In his 1985 book Amusing Ourselves to Death, Neil Postman wrote that of the two great twentieth-century dystopian warnings, it wasn’t Orwell’s Stalinist Big Brother we had to worry about so much as the seductions of Aldous Huxley’s Brave New World:
What Orwell feared were those who would ban books. What Huxley feared was that there would be no reason to ban a book, for there would be no one who wanted to read one. Orwell feared those who would deprive us of information. Huxley feared those who would give us so much that we would be reduced to passivity and egoism. Orwell feared that the truth would be concealed from us. Huxley feared the truth would be drowned in a sea of irrelevance.
And that was thirty-five years ago, in what now looks like such an innocent time. “As I write,” Postman observed, “the President of the United States is a former Hollywood movie actor. One of his principal challengers in 1984 was once a featured player on television’s most glamorous show of the 1960s, that is to say, an astronaut.” Who knew we could do even better at electing someone completely random and unqualified and incapable to this all-too-powerful job? Who even knew we were trying for a record?
Ronald Reagan in comparison seems an almost rational choice, or at least not an entirely arbitrary one. He did have some experience of governing and a record of political engagement—bad governing and engagement, but still a few lines on the CV. George W. Bush, too—another dim bulb—had the governor box checked on the application form. What did Donald Trump have? Besides a loud mouth and a cosmic ego?
The answer at the time was “deal-making.” His relevant skill for the job was making deals, and the rationale was that he’s good at getting the best deal for himself and his company, so he’ll be good at making deals for the nation.
It seems to me that this chain of reasoning leaves out a few things, such as the fact that making deals for one’s own profit is not so much a path toward making deals for 350 million other people as it is the opposite. For-profit enterprise is exactly that: for profit, as opposed to the larger public good. There is also the fact that marketing is not about truth-telling but about persuasion, which is quite another thing.
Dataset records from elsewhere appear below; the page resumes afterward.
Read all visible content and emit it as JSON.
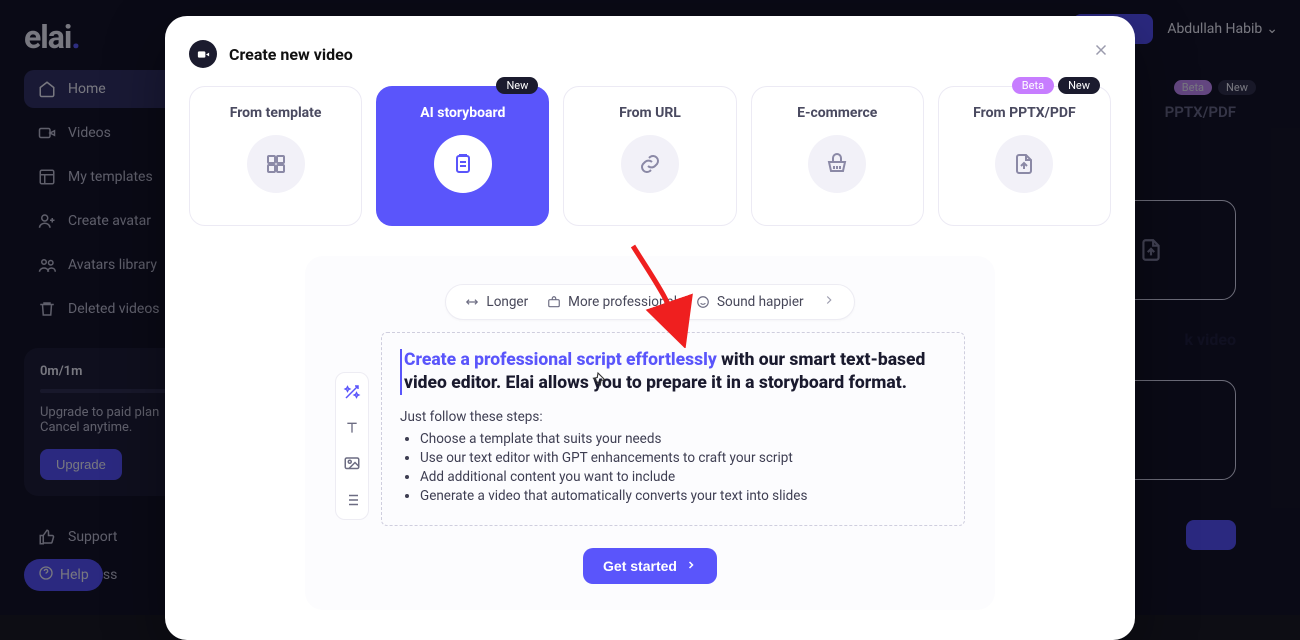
{
  "brand": "elai",
  "user_name": "Abdullah Habib",
  "sidebar": {
    "items": [
      {
        "label": "Home"
      },
      {
        "label": "Videos"
      },
      {
        "label": "My templates"
      },
      {
        "label": "Create avatar"
      },
      {
        "label": "Avatars library"
      },
      {
        "label": "Deleted videos"
      }
    ],
    "footer": [
      {
        "label": "Support"
      },
      {
        "label": "Discuss"
      }
    ]
  },
  "usage": {
    "label": "0m/1m",
    "text1": "Upgrade to paid plan",
    "text2": "Cancel anytime.",
    "button": "Upgrade"
  },
  "help_label": "Help",
  "bg": {
    "badge_beta": "Beta",
    "badge_new": "New",
    "option_label": "PPTX/PDF",
    "section_heading": "k video"
  },
  "modal": {
    "title": "Create new video",
    "options": [
      {
        "label": "From template"
      },
      {
        "label": "AI storyboard",
        "badge_new": "New"
      },
      {
        "label": "From URL"
      },
      {
        "label": "E-commerce"
      },
      {
        "label": "From PPTX/PDF",
        "badge_beta": "Beta",
        "badge_new": "New"
      }
    ],
    "suggestions": {
      "longer": "Longer",
      "professional": "More professional",
      "happier": "Sound happier"
    },
    "editor": {
      "headline_highlight": "Create a professional script effortlessly",
      "headline_rest": " with our smart text-based video editor. Elai allows you to prepare it in a storyboard format.",
      "steps_intro": "Just follow these steps:",
      "steps": [
        "Choose a template that suits your needs",
        "Use our text editor with GPT enhancements to craft your script",
        "Add additional content you want to include",
        "Generate a video that automatically converts your text into slides"
      ]
    },
    "start_button": "Get started"
  }
}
What is the whole point of marketing? It’s to nudge people to buy your product by whatever means necessary. It’s not just distinct from truth; it’s often hostile to it. Having a perfect product to sell is great, but if you don’t, you still have to sell the damn thing—so you embellish, you exaggerate, you fiddle with the numbers—in short, you lie. Trump is notorious for doing exactly that. Prosecutors in the Manhattan District Attorney’s office were looking into allegations of fraud in the marketing of Trump Soho until District Attorney Cyrus Vance dropped the case, to cite just one instance.
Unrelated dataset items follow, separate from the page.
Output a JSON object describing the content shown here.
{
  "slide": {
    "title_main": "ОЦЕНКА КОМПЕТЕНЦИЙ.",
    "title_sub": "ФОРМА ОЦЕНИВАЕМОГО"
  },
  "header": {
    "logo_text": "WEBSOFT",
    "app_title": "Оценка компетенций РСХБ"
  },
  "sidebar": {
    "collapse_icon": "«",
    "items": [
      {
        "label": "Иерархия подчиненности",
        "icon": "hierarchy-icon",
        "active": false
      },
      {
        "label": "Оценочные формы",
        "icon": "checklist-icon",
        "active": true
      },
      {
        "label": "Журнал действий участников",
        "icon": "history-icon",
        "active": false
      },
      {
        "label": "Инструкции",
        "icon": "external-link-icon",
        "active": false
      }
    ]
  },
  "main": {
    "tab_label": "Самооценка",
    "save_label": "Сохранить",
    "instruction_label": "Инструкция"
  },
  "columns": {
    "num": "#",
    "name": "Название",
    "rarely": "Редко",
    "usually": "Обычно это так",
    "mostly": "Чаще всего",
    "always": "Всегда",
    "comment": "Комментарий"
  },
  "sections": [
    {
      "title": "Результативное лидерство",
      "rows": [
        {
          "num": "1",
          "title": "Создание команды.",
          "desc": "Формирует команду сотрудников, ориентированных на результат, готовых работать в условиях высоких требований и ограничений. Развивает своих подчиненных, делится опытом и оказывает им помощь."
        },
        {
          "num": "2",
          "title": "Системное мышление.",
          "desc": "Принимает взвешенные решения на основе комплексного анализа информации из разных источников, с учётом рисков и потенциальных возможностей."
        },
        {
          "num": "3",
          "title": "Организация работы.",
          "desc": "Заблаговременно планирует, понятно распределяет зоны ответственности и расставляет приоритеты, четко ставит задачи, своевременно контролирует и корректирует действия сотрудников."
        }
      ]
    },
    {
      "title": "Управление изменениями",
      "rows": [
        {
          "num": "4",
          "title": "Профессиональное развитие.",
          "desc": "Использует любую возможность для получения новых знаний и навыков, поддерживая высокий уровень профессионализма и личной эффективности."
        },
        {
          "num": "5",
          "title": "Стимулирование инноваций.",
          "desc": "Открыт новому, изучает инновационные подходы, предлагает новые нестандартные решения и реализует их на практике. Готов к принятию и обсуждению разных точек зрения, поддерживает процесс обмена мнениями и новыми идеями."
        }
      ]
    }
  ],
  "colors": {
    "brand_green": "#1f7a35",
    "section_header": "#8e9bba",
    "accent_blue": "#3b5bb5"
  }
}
Postman argued that the problem is even more fundamental: it’s not simply that marketing and advertising don’t bother with the truth; it’s that they don’t even bother with rational claims that the audience of consumers can evaluate to accept or reject them: “The move away from the use of propositions in commercial advertising began at the end of the nineteenth century. But it was not until the 1950s that the television commercial made linguistic discourse obsolete as the basis for product decisions.”
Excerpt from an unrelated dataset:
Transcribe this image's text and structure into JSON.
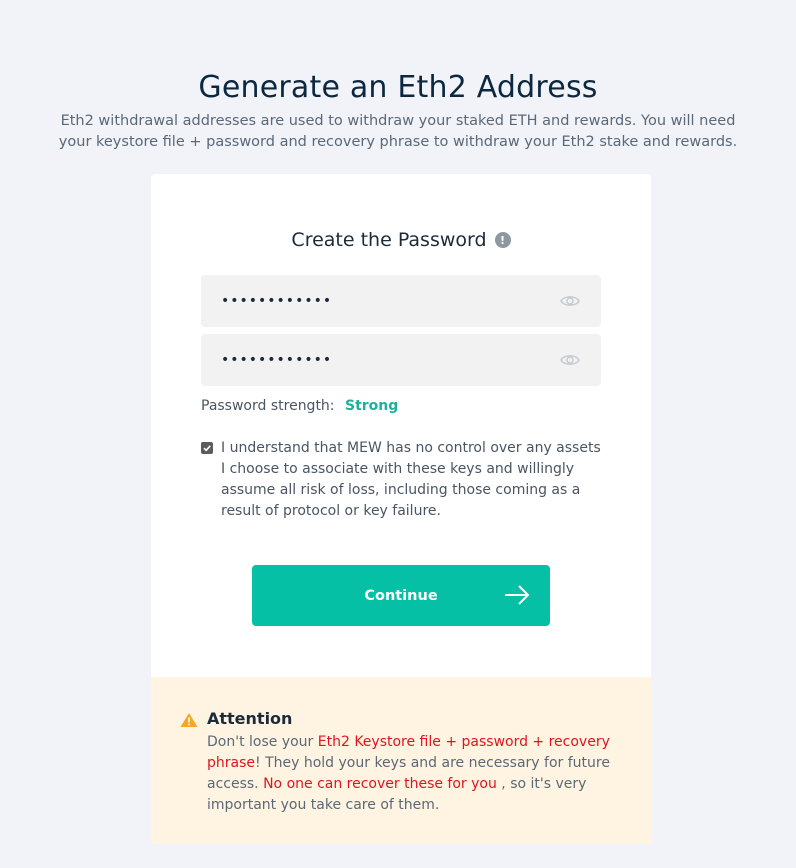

I can offer a recent example of a commercial I actually liked as a little playlet that had no detectable connection to the product at all. You’ve probably seen it: there’s a couple, and the woman’s dog hates the man, and then the dog stops hating the man; the end. The product could have been beer, shoes, camping gear, anything. (In fact, it was a car.) Political candidates are now all about the funny and heartwarming dog stories. “By substituting images for claims,” Postman writes, “the pictorial commercial made emotional appeal, not tests of truth, the basis of consumer decision.”
Postman’s thirty-five-year-old book is not about Trump, of course, who at the time was known only as an annoying Manhattan real estate developer who ruined people’s views with his massive ugly tower blocks. The book is, however, a kind of prophecy of him, and it is all about the nature of his peculiar and irrational path to the presidency. It’s about the media-besotted short-attention-span American voter, and who else could have elected a Donald Trump?
In a chapter elegantly titled “Now … This” (quotation marks in original) Postman points out the bizarre subject-changes and inappropriate perkiness of TV news:
We have become so accustomed to the discontinuities that we are no longer struck dumb, as any sane person would be, by a newscaster who having just reported that a nuclear war is inevitable goes on to say that he will be right back after this word from Burger King … .
Doesn’t that sound familiar? It’s Donald Trump talking—to reporters on the White House driveway, to visitors to the Oval Office, to cheering crowds at his endless rallies, to the world via Twitter. Trump, like history, is just one damn thing after another.
Trump, like all of us, grew up in this world of fragmented news and seductive images, but unlike some of us he didn’t also grow up in a world of books, of slow attentive reading, and of the kind of thinking it nurtures. It’s impossible to imagine him on his first trip to a public library, overwhelmed by the riches available to him. He’s a “Now … This” guy all the way down.